# Data analysis

1. May 7, 2006

### big man

I'm doing a course in data analysis using IDL and we're doing trend removal.
This is the heading of the section I'm on:

Trend Removal/Zero Mean Data Sets

The exercises are easy to program, but I just need to find something that explains data analysis.

I was hoping to find an explanation of zero-mean data sets because I'm a bit unclear on that. I did find a formula somewhere, but the site didn't look too reliable. The formula was:

zero-mean=(x-mean)/(standard deviation)

Also the question says to eliminate the trend, that is, "find the data set". Now the data that we're analysing is the carbon dioxide readings. I eliminated the sinusoidal trend (period of 12 months), but then it says to: "sum this set to test whether it is approximately zero. Graph your detrended series"

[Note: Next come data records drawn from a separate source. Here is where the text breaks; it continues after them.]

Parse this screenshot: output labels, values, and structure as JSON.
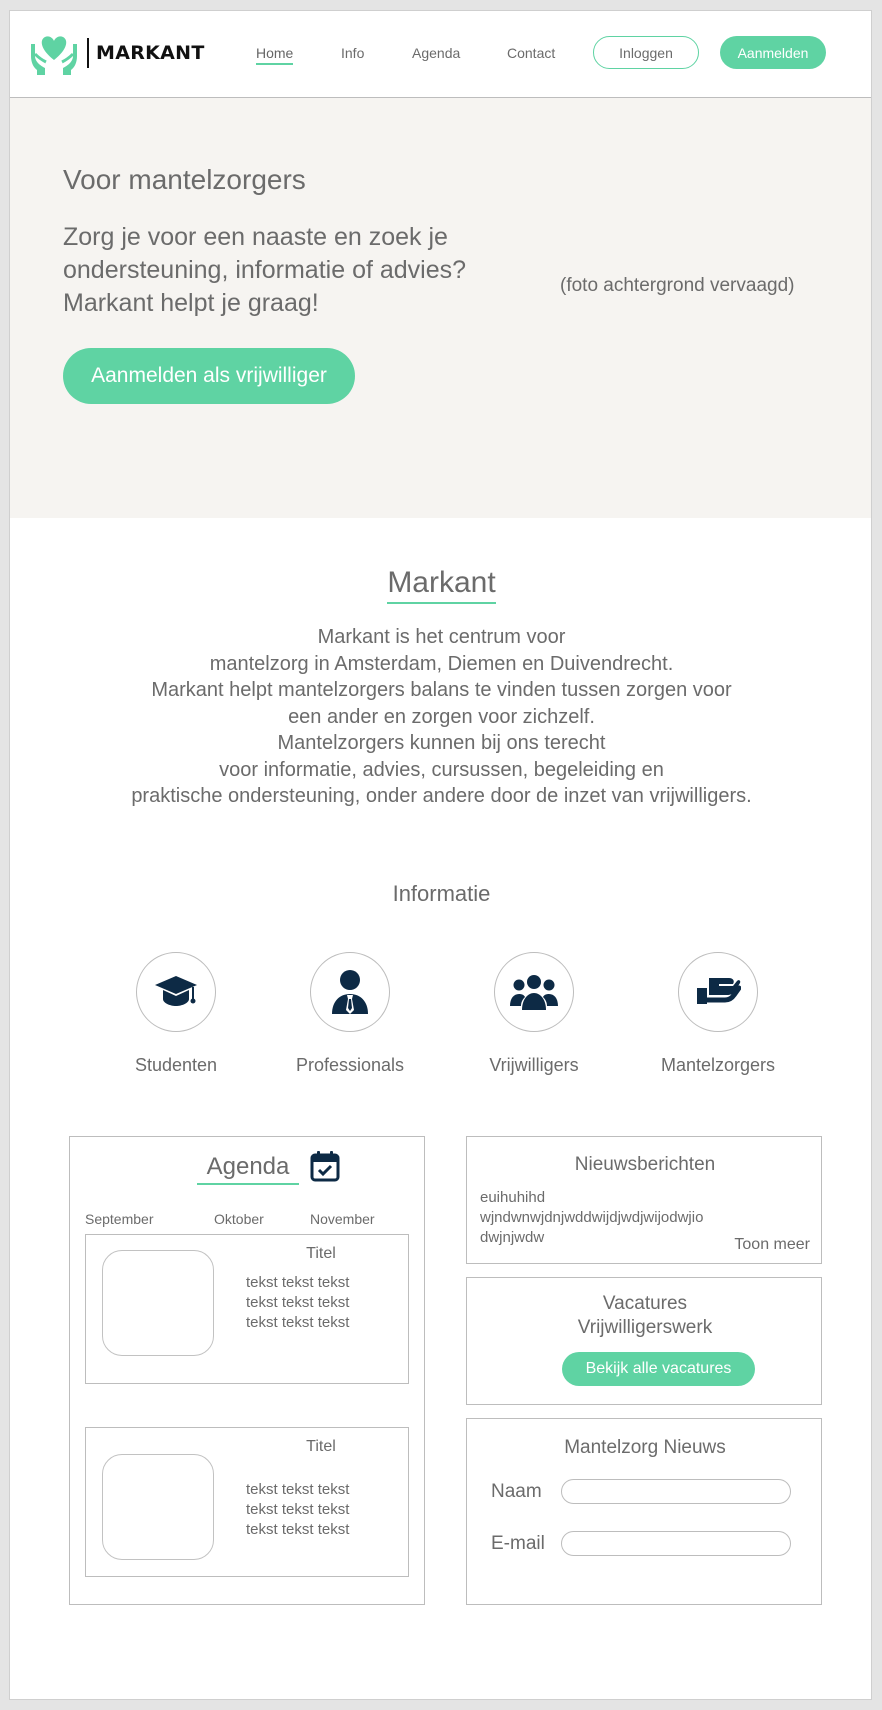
{
  "header": {
    "logo_text": "MARKANT",
    "nav": [
      "Home",
      "Info",
      "Agenda",
      "Contact"
    ],
    "login_label": "Inloggen",
    "signup_label": "Aanmelden"
  },
  "hero": {
    "title": "Voor mantelzorgers",
    "text": "Zorg je voor een naaste en zoek je ondersteuning, informatie of advies? Markant helpt je graag!",
    "photo_note": "(foto achtergrond vervaagd)",
    "button_label": "Aanmelden als vrijwilliger"
  },
  "about": {
    "title": "Markant",
    "lines": [
      "Markant is het centrum voor",
      "mantelzorg in Amsterdam, Diemen en Duivendrecht.",
      "Markant helpt mantelzorgers balans te vinden tussen zorgen voor",
      "een ander en zorgen voor zichzelf.",
      "Mantelzorgers kunnen bij ons terecht",
      "voor informatie, advies, cursussen, begeleiding en",
      "praktische ondersteuning, onder andere door de inzet van vrijwilligers."
    ]
  },
  "info": {
    "title": "Informatie",
    "categories": [
      {
        "label": "Studenten",
        "icon": "graduation-cap-icon"
      },
      {
        "label": "Professionals",
        "icon": "professional-person-icon"
      },
      {
        "label": "Vrijwilligers",
        "icon": "group-users-icon"
      },
      {
        "label": "Mantelzorgers",
        "icon": "hand-care-icon"
      }
    ]
  },
  "agenda": {
    "title": "Agenda",
    "months": [
      "September",
      "Oktober",
      "November"
    ],
    "events": [
      {
        "title": "Titel",
        "lines": [
          "tekst tekst tekst",
          "tekst tekst tekst",
          "tekst tekst tekst"
        ]
      },
      {
        "title": "Titel",
        "lines": [
          "tekst tekst tekst",
          "tekst tekst tekst",
          "tekst tekst tekst"
        ]
      }
    ]
  },
  "news": {
    "title": "Nieuwsberichten",
    "lines": [
      "euihuhihd",
      "wjndwnwjdnjwddwijdjwdjwijodwjio",
      "dwjnjwdw"
    ],
    "more_label": "Toon meer"
  },
  "vacancies": {
    "title": "Vacatures",
    "subtitle": "Vrijwilligerswerk",
    "button_label": "Bekijk alle vacatures"
  },
  "newsletter": {
    "title": "Mantelzorg Nieuws",
    "name_label": "Naam",
    "email_label": "E-mail",
    "name_value": "",
    "email_value": ""
  },
  "colors": {
    "accent": "#5fd3a3",
    "navy_icon": "#0d2a45",
    "hero_bg": "#f6f4f1",
    "text": "#6b6b6b"
  }
}
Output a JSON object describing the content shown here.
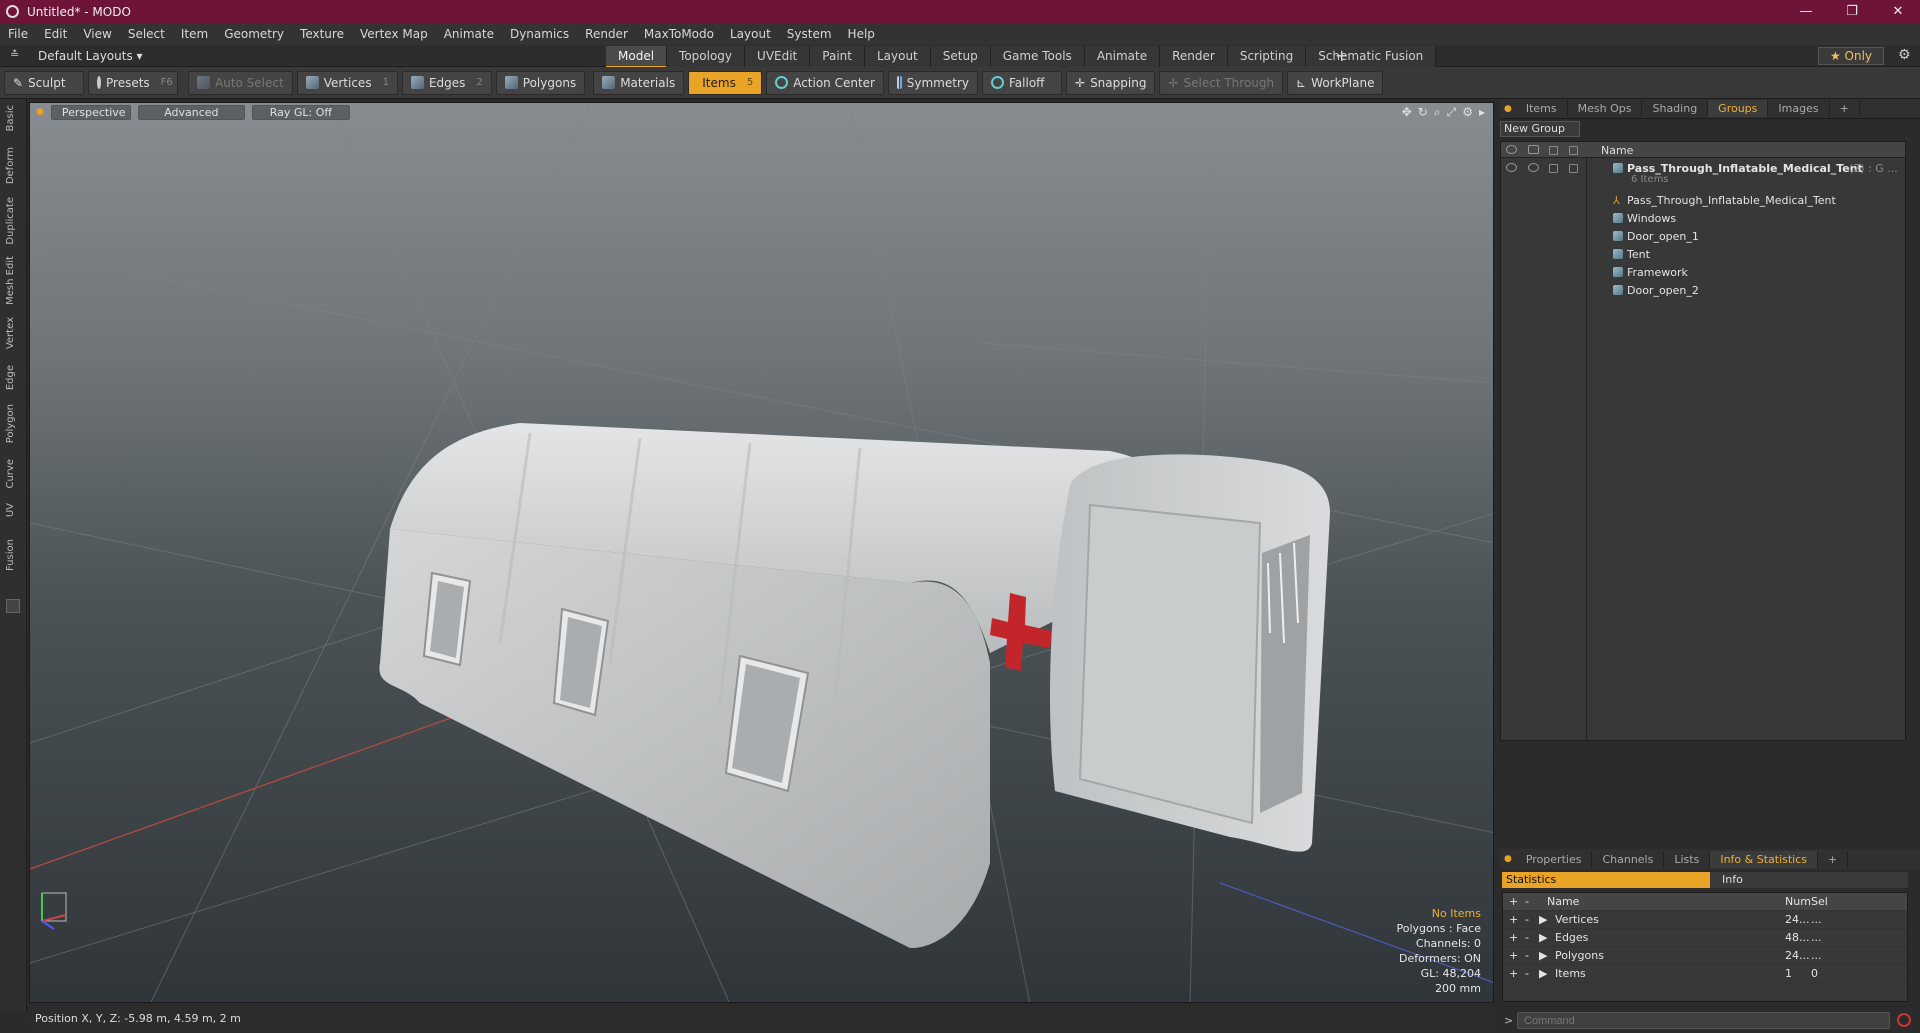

When I sum the set without the sinusoidal trend it obviously doesn't equal zero since the graph will still be plotted around the region of 350 ppm. I don't particularly get this and I really need help. If anyone can make sense out of my explanation I'd appreciate any help or direction to some useful resources that could help me with data analysis.

2. May 7, 2006

### Cyrus

I believe a zero mean data set is just that, a set of data where the mean value is zero. The formula you wrote is the z-score, $$z = \frac{ \bar{x} -\mu }{ \frac{\sigma}{\sqrt{n}}}$$

where n is the sample size. I think it is saying that if you sum the values after finding all the z-scores, the mean should be centered at zero.